Term Loan B totalled $955 million and is a seven-year facility priced at 375 basis points above Libor.

In addition, the company has secured a $100 million, three-year revolving credit facility, priced at 350 basis points over Libor.

Repay and redeem

The proceeds will be used to repay existing Digicel facilities of $916 million, to redeem $250 million of senior notes due in 2020, and for general corporate purposes, including capital expenditure.

Commenting on the fundraising, Digicel's chief executive Colm Delves said: "The transaction is consistent with the group's strategy of proactively managing our debt maturity profile on improved terms, where practicable.
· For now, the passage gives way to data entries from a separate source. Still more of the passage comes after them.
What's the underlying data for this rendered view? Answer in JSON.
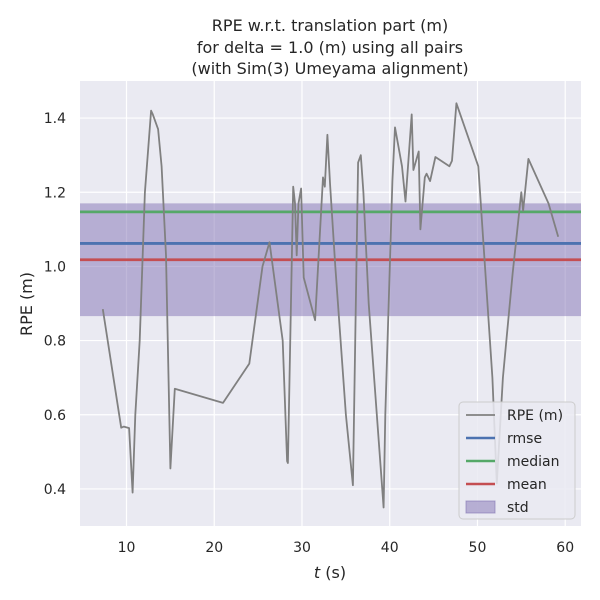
{
  "chart_data": {
    "type": "line",
    "title_lines": [
      "RPE w.r.t. translation part (m)",
      "for delta = 1.0 (m) using all pairs",
      "(with Sim(3) Umeyama alignment)"
    ],
    "xlabel_italic": "t",
    "xlabel_rest": " (s)",
    "ylabel": "RPE (m)",
    "xlim": [
      4.7,
      61.8
    ],
    "ylim": [
      0.3,
      1.5
    ],
    "x_ticks": [
      10,
      20,
      30,
      40,
      50,
      60
    ],
    "y_ticks": [
      0.4,
      0.6,
      0.8,
      1.0,
      1.2,
      1.4
    ],
    "x_tick_labels": [
      "10",
      "20",
      "30",
      "40",
      "50",
      "60"
    ],
    "y_tick_labels": [
      "0.4",
      "0.6",
      "0.8",
      "1.0",
      "1.2",
      "1.4"
    ],
    "grid": true,
    "legend_position": "lower-right",
    "series": [
      {
        "name": "RPE (m)",
        "color": "#808080",
        "x": [
          7.3,
          9.4,
          9.7,
          10.3,
          10.7,
          11.0,
          11.5,
          12.1,
          12.8,
          13.0,
          13.6,
          14.0,
          14.5,
          15.0,
          15.5,
          21.0,
          24.0,
          25.5,
          26.3,
          27.8,
          28.3,
          28.4,
          29.0,
          29.2,
          29.4,
          29.6,
          29.9,
          30.2,
          31.5,
          32.4,
          32.6,
          32.9,
          33.2,
          33.8,
          35.0,
          35.8,
          36.4,
          36.7,
          37.0,
          37.6,
          39.3,
          39.5,
          40.3,
          40.6,
          41.4,
          41.8,
          42.5,
          42.7,
          43.3,
          43.5,
          44.0,
          44.2,
          44.6,
          45.2,
          46.8,
          47.1,
          47.6,
          50.1,
          51.7,
          52.2,
          52.9,
          54.0,
          55.0,
          55.2,
          55.8,
          58.1,
          59.2
        ],
        "y": [
          0.885,
          0.565,
          0.568,
          0.564,
          0.39,
          0.6,
          0.8,
          1.2,
          1.42,
          1.41,
          1.37,
          1.27,
          1.03,
          0.455,
          0.67,
          0.632,
          0.738,
          1.0,
          1.065,
          0.8,
          0.475,
          0.47,
          1.215,
          1.17,
          1.03,
          1.17,
          1.21,
          0.97,
          0.855,
          1.24,
          1.215,
          1.355,
          1.22,
          1.0,
          0.6,
          0.41,
          1.28,
          1.3,
          1.2,
          0.9,
          0.35,
          0.6,
          1.23,
          1.375,
          1.27,
          1.175,
          1.41,
          1.26,
          1.31,
          1.1,
          1.24,
          1.25,
          1.23,
          1.295,
          1.27,
          1.285,
          1.44,
          1.27,
          0.7,
          0.415,
          0.7,
          0.98,
          1.2,
          1.15,
          1.29,
          1.17,
          1.08
        ]
      }
    ],
    "stats": {
      "rmse": 1.062,
      "median": 1.147,
      "mean": 1.018,
      "std": 0.152
    },
    "legend": [
      {
        "label": "RPE (m)",
        "kind": "line",
        "color": "#808080"
      },
      {
        "label": "rmse",
        "kind": "line",
        "color": "#4c72b0"
      },
      {
        "label": "median",
        "kind": "line",
        "color": "#55a868"
      },
      {
        "label": "mean",
        "kind": "line",
        "color": "#c44e52"
      },
      {
        "label": "std",
        "kind": "patch",
        "color": "#8172b3"
      }
    ],
    "colors": {
      "axes_bg": "#eaeaf2",
      "grid": "#ffffff",
      "rmse": "#4c72b0",
      "median": "#55a868",
      "mean": "#c44e52",
      "std_fill": "#8172b3"
    }
  }
}
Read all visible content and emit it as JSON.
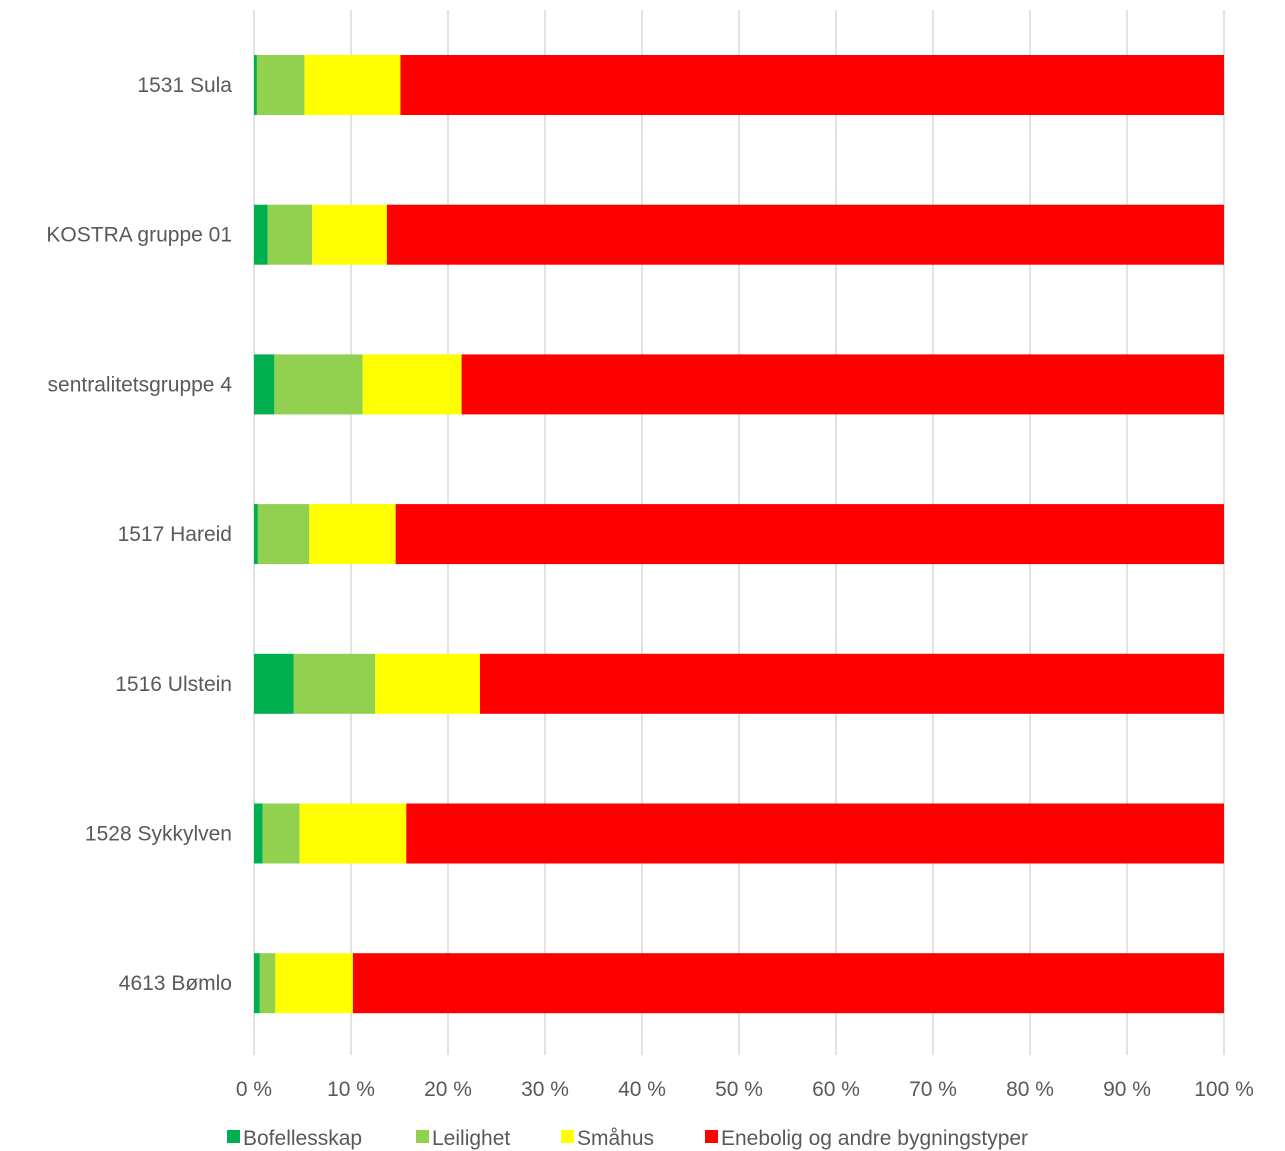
{
  "chart_data": {
    "type": "bar",
    "orientation": "horizontal",
    "stacked": "percent",
    "categories": [
      "1531 Sula",
      "KOSTRA gruppe 01",
      "sentralitetsgruppe 4",
      "1517 Hareid",
      "1516 Ulstein",
      "1528 Sykkylven",
      "4613 Bømlo"
    ],
    "series": [
      {
        "name": "Bofellesskap",
        "color": "#00b050",
        "values": [
          0.3,
          1.4,
          2.1,
          0.4,
          4.1,
          0.9,
          0.6
        ]
      },
      {
        "name": "Leilighet",
        "color": "#92d050",
        "values": [
          4.9,
          4.6,
          9.1,
          5.3,
          8.4,
          3.8,
          1.6
        ]
      },
      {
        "name": "Småhus",
        "color": "#ffff00",
        "values": [
          9.9,
          7.7,
          10.2,
          8.9,
          10.8,
          11.0,
          8.0
        ]
      },
      {
        "name": "Enebolig og andre bygningstyper",
        "color": "#ff0000",
        "values": [
          84.9,
          86.3,
          78.6,
          85.4,
          76.7,
          84.3,
          89.8
        ]
      }
    ],
    "xticks": [
      "0 %",
      "10 %",
      "20 %",
      "30 %",
      "40 %",
      "50 %",
      "60 %",
      "70 %",
      "80 %",
      "90 %",
      "100 %"
    ],
    "xlim": [
      0,
      100
    ],
    "grid": "vertical",
    "legend_position": "bottom"
  }
}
We have successfully replaced 7 per cent debt with lower coupon debt whilst pushing out our next material debt maturity to September 2020.The group remains focused on deleveraging over the near and medium term."

Blake Haider, managing director of Latin credit markets at Citi, the lead arranger on the transaction, said the investor response to Digicel's transaction was "extremely encouraging and supportive of the group's ongoing transformation programme".

The heavily-indebted group is currently in the middle of its biggest-ever restructuring plan, which would see 1,500 staff, or a quarter of its workforce, leave the company by the middle of 2018.

Digicel operates in 32 markets in the Caribbean, central America and the Pacific islands.